The easy routes on Dec Crag are very popular for this. Despite it being a longer walk, I prefer the sunny side of Bushranger’s Bluff as there are a number of easy, juggy, but quite vertical climbs of about 10metres with a relatively clean base and very quick top to bottom access. The shady side has slightly longer, harder and better climbs, which can provide a good progression. Mitre Rock has routes like Cloaca, Exodus, Parson’s Nose and Penny Dreadful which tend to be longer and more impressive again.
When you move on to multi-pitch routes there are a few things you can look for in picking routes to avoid headaches half-way up. People tend to climb anything with straight up and down face holds pretty naturally but have problems on more technical moves like jamming, laybacking and friction climbing, so try to avoid routes which rely on these (although you are pretty safe on easy araps routes on this count).
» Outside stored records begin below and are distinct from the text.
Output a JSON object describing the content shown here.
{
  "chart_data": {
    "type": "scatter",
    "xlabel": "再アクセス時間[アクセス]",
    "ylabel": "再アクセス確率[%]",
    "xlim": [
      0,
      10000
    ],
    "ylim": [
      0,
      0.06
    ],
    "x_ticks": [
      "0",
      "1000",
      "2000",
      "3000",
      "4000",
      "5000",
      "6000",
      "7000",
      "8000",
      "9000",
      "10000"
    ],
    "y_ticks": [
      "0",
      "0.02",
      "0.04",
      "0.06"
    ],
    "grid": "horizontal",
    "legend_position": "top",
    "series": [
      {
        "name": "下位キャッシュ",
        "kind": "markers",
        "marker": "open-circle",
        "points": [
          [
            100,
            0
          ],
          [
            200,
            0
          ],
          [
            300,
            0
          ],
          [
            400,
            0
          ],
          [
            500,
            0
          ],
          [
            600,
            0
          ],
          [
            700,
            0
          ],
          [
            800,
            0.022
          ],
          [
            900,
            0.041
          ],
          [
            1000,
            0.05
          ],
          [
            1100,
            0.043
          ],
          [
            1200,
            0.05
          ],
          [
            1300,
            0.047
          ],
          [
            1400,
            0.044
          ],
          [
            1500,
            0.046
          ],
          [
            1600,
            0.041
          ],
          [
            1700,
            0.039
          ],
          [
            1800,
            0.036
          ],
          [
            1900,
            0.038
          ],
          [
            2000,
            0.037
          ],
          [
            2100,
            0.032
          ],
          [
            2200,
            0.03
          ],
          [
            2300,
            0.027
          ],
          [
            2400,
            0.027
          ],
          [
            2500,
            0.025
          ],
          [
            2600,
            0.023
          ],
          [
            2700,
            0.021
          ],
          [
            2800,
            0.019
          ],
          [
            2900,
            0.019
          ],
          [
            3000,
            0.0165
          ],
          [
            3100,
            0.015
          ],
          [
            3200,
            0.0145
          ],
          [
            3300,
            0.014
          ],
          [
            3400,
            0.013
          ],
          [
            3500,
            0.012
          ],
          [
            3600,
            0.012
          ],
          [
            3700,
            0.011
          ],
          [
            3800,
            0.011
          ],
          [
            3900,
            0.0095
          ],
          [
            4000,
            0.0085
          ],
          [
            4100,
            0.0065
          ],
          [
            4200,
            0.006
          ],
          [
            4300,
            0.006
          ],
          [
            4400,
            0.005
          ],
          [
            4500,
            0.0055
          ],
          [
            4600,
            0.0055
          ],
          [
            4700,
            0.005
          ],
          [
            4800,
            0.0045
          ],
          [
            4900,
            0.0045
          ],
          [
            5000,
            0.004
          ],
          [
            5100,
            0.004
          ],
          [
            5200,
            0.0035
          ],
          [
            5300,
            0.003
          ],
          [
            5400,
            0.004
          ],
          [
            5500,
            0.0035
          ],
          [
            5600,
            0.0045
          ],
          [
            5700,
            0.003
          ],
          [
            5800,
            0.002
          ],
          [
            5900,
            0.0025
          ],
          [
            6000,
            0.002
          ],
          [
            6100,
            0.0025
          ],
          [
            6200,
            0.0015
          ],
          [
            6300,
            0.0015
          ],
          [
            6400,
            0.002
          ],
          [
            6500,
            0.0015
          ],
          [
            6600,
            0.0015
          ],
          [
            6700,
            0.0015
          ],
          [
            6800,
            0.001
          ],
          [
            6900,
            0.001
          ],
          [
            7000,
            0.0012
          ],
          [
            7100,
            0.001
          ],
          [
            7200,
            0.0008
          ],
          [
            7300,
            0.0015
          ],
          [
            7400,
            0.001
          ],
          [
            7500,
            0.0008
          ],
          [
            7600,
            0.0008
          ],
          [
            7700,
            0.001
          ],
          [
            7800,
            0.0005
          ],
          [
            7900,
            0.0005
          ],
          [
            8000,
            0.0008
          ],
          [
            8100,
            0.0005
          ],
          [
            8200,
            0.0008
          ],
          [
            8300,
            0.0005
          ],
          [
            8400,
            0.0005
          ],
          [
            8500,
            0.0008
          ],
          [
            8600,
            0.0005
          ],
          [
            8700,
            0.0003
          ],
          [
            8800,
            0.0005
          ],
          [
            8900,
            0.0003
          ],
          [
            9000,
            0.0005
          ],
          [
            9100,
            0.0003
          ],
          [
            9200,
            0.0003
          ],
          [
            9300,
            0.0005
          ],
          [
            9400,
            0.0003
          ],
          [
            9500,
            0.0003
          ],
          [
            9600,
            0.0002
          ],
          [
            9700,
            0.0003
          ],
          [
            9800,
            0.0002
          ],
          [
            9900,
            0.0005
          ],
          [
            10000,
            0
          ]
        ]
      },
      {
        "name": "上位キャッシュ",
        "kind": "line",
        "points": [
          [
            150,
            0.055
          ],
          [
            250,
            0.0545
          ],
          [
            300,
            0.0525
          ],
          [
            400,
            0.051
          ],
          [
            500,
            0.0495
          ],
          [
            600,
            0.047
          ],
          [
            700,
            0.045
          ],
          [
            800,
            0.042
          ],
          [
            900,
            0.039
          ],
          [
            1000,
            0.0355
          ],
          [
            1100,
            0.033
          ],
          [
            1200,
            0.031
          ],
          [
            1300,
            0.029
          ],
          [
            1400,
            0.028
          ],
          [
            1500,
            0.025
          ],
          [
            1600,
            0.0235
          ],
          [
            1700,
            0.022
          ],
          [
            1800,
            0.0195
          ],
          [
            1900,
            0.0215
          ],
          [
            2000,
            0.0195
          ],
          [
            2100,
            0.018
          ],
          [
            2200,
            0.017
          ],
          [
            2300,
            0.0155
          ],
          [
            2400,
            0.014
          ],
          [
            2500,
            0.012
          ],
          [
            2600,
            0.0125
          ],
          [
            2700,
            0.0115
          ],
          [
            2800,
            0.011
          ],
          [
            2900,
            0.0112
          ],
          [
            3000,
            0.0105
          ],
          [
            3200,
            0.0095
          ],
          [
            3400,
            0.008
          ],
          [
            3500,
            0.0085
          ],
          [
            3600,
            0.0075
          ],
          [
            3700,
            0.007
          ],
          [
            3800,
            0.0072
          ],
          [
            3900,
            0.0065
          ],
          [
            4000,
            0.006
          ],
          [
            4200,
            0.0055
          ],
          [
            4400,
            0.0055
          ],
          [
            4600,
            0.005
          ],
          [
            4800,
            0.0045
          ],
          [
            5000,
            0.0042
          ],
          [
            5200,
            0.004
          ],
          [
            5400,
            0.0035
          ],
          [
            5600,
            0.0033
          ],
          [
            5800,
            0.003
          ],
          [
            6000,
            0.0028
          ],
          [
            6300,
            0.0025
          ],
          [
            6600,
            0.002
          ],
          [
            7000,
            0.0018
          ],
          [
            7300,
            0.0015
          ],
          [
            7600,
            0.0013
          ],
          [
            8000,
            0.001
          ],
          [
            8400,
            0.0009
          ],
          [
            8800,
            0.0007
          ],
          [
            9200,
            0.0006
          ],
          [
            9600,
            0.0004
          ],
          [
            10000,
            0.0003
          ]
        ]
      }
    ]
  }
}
More important is to look for routes that are fairly straight rather than traverses. Having the rope overhead is reassuring, provides better security and makes it easy to get back on after a fall. Aside from making your life easier if anything goes awry, straight routes are also easier for people to follow because they don’t have to decide on which level they should traverse.
Similarly, look for routes which will have good communication. Try to keep your first few pitches to 30metres or less and aim to set up so that you can see back down the pitch to observe and coach. Try to predict and avoid problems (people always want to climb past runners without unclipping them) and use your voice to keep them focused on key things – breathe, stand on feet, drive with legs etc.
New climbers find hanging belays stressful so pick climbs with reasonable ledges to belay on. Try to use the same system, something simple and clean, to rig the anchors each pitch up the route if possible so that people get use to the system (simple and consistent calls help with this as well) as quickly and easily as possible.
Try to use protection (and chalk) to show climbers which way to go (and any hidden holds). Think about your guests and, as much as possible, arrange the protection with them in mind – try to keep it simple (slings, big nuts, shallow cams) and place it where it can be retrieved from a comfortable stance rather than in a position of stress.
The Organ Pipes are the best intro to multi-pitch climbing as they feature great routes that aren’t too intimidating. After some of those the Atridae, Preludes Wall and the shady side of Mitre offer good, but often more technical 2 pitch routes from 7-15, but should you be keener to go to something longer (which doesn’t have to mean harder – Tiptoe Ridge etc). Arapiles has the best easy (grades 6-16) multi-pitch cragging in the world; keep it in a straight line to start with and just follow the stars.
Have fun and remember to make sure you know how you will get everyone down before you start.